Serás el pueblo santo del Señor, tu Dios
Moisés habló al pueblo, diciendo:
«Hoy el Señor, tu Dios, te manda que cumplas estos mandatos y decretos. Acátalos y cúmplelos con todo tu corazón y con toda tu alma.
Hoy has elegido al Señor para que él sea tu Dios y tú vayas por sus caminos, observes sus mandatos, preceptos y decretos, y escuches su voz. Y el Señor te ha elegido para que seas su propio pueblo, como te prometió, y observes todos sus preceptos.
Él te elevará en gloria, nombre y esplendor, por encima de todas las naciones que ha hecho, y serás el pueblo santo del Señor, tu Dios, como prometió».
R/ Dichoso el que camina en la voluntad del Señor.
V/. Dichoso el que, con vida intachable, camina en la voluntad del Señor; dichoso el que, guardando sus preceptos, lo busca de todo corazón.
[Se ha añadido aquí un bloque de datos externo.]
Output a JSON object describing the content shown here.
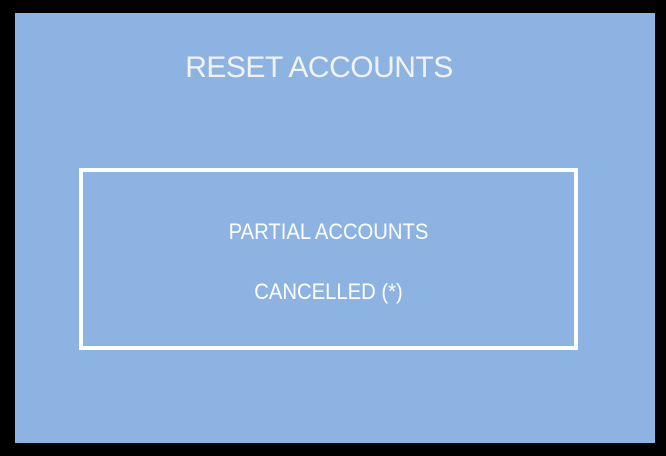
{
  "screen": {
    "title": "RESET ACCOUNTS",
    "background_color": "#8db3e2",
    "frame_color": "#000000"
  },
  "message_box": {
    "line1": "PARTIAL ACCOUNTS",
    "line2": "CANCELLED (*)",
    "border_color": "#ffffff"
  }
}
R/.
V/. Tú promulgas tus decretos para que se observen exactamente. Ojalá este firme mi camino, para cumplir tus consignas. R/.
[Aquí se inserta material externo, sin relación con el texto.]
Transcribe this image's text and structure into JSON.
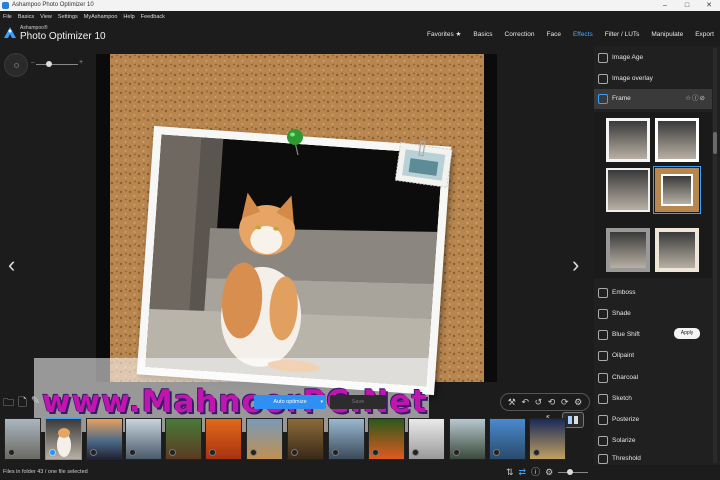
{
  "window": {
    "title": "Ashampoo Photo Optimizer 10",
    "controls": [
      "–",
      "□",
      "✕"
    ]
  },
  "menu": [
    "File",
    "Basics",
    "View",
    "Settings",
    "MyAshampoo",
    "Help",
    "Feedback"
  ],
  "logo": {
    "brand": "Ashampoo®",
    "product": "Photo Optimizer 10"
  },
  "tabs": [
    {
      "label": "Favorites ★",
      "active": false
    },
    {
      "label": "Basics",
      "active": false
    },
    {
      "label": "Correction",
      "active": false
    },
    {
      "label": "Face",
      "active": false
    },
    {
      "label": "Effects",
      "active": true
    },
    {
      "label": "Filter / LUTs",
      "active": false
    },
    {
      "label": "Manipulate",
      "active": false
    },
    {
      "label": "Export",
      "active": false
    }
  ],
  "viewer": {
    "prev_arrow": "‹",
    "next_arrow": "›",
    "watermark": "www.MahnoorPC.Net"
  },
  "actions": {
    "optimize_label": "Auto optimize",
    "optimize_caret": "▾",
    "save_label": "Save"
  },
  "panel": {
    "effects_top": [
      {
        "label": "Image Age",
        "icon": "image-age-icon"
      },
      {
        "label": "Image overlay",
        "icon": "image-overlay-icon"
      },
      {
        "label": "Frame",
        "icon": "frame-icon",
        "active": true,
        "extra": "☆ⓘ⊘"
      }
    ],
    "apply_label": "Apply",
    "effects_bottom": [
      {
        "label": "Emboss",
        "icon": "emboss-icon"
      },
      {
        "label": "Shade",
        "icon": "shade-icon"
      },
      {
        "label": "Blue Shift",
        "icon": "blue-shift-icon"
      },
      {
        "label": "Oilpaint",
        "icon": "oilpaint-icon"
      },
      {
        "label": "Charcoal",
        "icon": "charcoal-icon"
      },
      {
        "label": "Sketch",
        "icon": "sketch-icon"
      },
      {
        "label": "Posterize",
        "icon": "posterize-icon"
      },
      {
        "label": "Solarize",
        "icon": "solarize-icon"
      },
      {
        "label": "Threshold",
        "icon": "threshold-icon"
      }
    ]
  },
  "status": {
    "text": "Files in folder 43 / one file selected"
  },
  "colors": {
    "accent": "#2f8ff2",
    "active_tab": "#4aa8ff",
    "watermark": "#c016ad",
    "cork": "#b8864f"
  }
}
V/. Te alabaré con sincero corazón cuando aprenda tus justos mandamientos. Quiero guardar tus leyes exactamente, tú, no me abandones. R/.
Ahora es tiempo favorable, ahora es día de salvación.
Sed perfectos como vuestro Padre celestial
En aquel tiempo, dijo Jesús a sus discípulos:
«Habéis oído que se dijo: “Amarás a tu prójimo y aborrecerás a tu enemigo”.
Pero yo os digo: amad a vuestros enemigos y rezad por los que os persiguen, para que seáis hijos de vuestro Padre celestial, que hace salir su sol sobre malos y buenos, y manda la lluvia a justos e injustos.
Porque, si amáis a los que os aman, ¿qué premio tendréis? ¿No hacen lo mismo también los publicanos? Y, si saludáis solo a vuestros hermanos, ¿qué hacéis de extraordinario? ¿No hacen lo mismo también los gentiles? Por tanto, sed perfectos, como vuestro Padre celestial es perfecto».